Е. АЛЬБАЦ: Понятно. Спасибо, Константин Федорович. У нас осталось совсем немного времени. Я каждого из вас хочу спросить. Вот прошло 1 сентября, прошло 3 сентября, пройдет 17 сентября. Как вы считаете, все-таки эта страница нашей совместной истории с поляками, с немцами, она перевернута? Мы можем сказать, что всё, мы достигли мира с прошлым и можно, как предлагает Роланд, двигаться дальше? Андрей Колесников.
А. КОЛЕСНИКОВ: Я думаю, что, к сожалению, нет, потому что всё осталось на том же месте, на каком и было. Кстати, в статье (неразборчиво) «Вашингтон Пост» было написано, что, казалось, что последняя годовщина была в предыдущий раз, пять лет назад, оказывается, нет, опять годовщина и опять накал страстей. Сейчас этот накал естественным образом спадет, будут другие годовщины, обсуждение других вопросов. Но мы, к сожалению, не вышли ни на какой новый уровень.
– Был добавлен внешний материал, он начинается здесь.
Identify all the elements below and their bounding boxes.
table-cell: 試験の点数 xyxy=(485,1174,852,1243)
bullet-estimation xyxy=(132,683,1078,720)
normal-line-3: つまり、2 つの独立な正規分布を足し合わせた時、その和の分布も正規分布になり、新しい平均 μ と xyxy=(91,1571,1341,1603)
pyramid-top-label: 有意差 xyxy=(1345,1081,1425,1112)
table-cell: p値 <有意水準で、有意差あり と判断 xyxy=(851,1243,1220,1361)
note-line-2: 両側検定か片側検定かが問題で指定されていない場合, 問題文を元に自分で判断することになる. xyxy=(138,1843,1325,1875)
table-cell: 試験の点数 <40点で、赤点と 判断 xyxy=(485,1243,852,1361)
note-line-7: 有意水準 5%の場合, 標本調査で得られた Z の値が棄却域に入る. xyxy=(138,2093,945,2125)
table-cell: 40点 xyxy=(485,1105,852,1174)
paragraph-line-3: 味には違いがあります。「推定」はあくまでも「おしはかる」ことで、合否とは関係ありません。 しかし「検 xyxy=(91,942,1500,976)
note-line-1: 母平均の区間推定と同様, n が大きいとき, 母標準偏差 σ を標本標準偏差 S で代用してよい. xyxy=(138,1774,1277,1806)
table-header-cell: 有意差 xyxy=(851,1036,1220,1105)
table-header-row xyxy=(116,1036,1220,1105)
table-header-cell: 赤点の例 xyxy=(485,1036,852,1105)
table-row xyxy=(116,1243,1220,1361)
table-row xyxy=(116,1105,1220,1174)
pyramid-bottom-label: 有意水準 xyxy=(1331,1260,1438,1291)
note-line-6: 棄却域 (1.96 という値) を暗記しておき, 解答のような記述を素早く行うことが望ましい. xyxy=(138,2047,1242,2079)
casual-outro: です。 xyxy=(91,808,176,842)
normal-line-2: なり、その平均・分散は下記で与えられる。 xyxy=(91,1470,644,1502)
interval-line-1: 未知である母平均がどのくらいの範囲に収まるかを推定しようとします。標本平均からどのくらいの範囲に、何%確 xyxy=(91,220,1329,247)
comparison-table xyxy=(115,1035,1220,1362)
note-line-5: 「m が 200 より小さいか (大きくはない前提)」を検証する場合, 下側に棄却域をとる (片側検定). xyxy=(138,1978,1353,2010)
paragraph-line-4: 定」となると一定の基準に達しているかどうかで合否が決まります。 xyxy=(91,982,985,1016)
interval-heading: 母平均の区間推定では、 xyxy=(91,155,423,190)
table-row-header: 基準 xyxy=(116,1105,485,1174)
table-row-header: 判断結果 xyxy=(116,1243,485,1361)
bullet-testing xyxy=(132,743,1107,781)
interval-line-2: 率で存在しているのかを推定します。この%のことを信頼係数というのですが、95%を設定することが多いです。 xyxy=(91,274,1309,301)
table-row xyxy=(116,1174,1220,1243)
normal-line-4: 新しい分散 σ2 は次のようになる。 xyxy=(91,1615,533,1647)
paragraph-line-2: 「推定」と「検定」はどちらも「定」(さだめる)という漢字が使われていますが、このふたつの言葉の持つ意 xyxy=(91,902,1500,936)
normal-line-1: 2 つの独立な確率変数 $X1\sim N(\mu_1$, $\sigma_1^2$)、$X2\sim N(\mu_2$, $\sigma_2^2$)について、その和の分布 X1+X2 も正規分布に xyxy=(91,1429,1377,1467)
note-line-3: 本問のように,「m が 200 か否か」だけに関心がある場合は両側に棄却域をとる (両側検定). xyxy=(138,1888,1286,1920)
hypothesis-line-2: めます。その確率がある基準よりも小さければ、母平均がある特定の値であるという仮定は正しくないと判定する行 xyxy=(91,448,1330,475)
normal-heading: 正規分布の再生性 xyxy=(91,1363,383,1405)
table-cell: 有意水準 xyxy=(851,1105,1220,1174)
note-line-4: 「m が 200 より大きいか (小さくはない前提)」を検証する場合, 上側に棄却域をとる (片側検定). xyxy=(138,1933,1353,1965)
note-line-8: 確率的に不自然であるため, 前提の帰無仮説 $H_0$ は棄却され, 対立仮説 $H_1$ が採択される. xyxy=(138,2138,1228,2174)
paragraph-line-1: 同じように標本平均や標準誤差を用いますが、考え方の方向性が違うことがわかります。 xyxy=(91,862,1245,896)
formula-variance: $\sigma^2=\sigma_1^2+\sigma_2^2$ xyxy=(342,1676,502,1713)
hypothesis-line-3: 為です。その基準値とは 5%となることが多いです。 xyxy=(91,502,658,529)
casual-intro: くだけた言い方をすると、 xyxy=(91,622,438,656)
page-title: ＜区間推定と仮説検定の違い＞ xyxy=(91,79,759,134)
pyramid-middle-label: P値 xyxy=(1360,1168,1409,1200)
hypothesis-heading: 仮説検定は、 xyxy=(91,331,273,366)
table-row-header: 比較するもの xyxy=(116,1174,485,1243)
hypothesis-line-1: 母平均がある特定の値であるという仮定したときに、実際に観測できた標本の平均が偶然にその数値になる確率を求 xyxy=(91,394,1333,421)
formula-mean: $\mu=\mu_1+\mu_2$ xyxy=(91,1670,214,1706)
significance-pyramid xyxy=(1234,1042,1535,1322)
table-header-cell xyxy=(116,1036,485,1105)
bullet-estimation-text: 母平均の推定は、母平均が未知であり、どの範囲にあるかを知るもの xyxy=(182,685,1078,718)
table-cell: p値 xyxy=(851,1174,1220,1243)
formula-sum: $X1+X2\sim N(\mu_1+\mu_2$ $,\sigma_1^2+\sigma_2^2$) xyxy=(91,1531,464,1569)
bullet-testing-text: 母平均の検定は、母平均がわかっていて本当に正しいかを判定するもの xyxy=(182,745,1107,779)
Е. АЛЬБАЦ: Спасибо. Вацлав.
В. РАДЗИВИНОВИЧ: Мы все-таки идем вперед. Потому что Россия, как и Польша, это не только пропаганда, это не только политики. Хочу обратить внимание на очень хорошие высказывания иерархов православной церкви. Хочу сказать, что в этой пропагандистской перебранке не принимали участие самые хорошие русские историки. И то, что мы слышали у г-на Затулина, что перед гражданами можно что-то сделать, в их сторону, это да, этого хватит
Е. АЛЬБАЦ: Спасибо, Вацлав. Роланд.
Р. ФРИТШЕ: Страница частично перевернута, но не полностью.
Е. АЛЬБАЦ: Спасибо. Константин Затулин.
К. ЗАТУЛИН: Мне бы хотелось верить, что мы найдем успокоение в страстях по прошлому. То, что в этом случае, к сожалению, вынуждает меня быть скептиком, тот факт, что такой интерес к прошлому, причем определенный интерес к определенному прошлому, к определенным страницам прошлого, он подогревается политической конъюнктурой сегодняшнего дня. У Польши есть свои интересы, расходящиеся с российскими в определенных регионах. Например, на пространстве нынешнего СНГ. И в результате, для того чтобы поставить своего конкурента в невыгодное положение, развиваются определенные темы. Не только потому что надо почтить память погибших, но и для того, чтобы поставить в неловкое положение конкурентов.
Е. АЛЬБАЦ: На этом, к сожалению, всё. Мы вынуждены уйти из эфира. Всего вам доброго. Услышимся через неделю.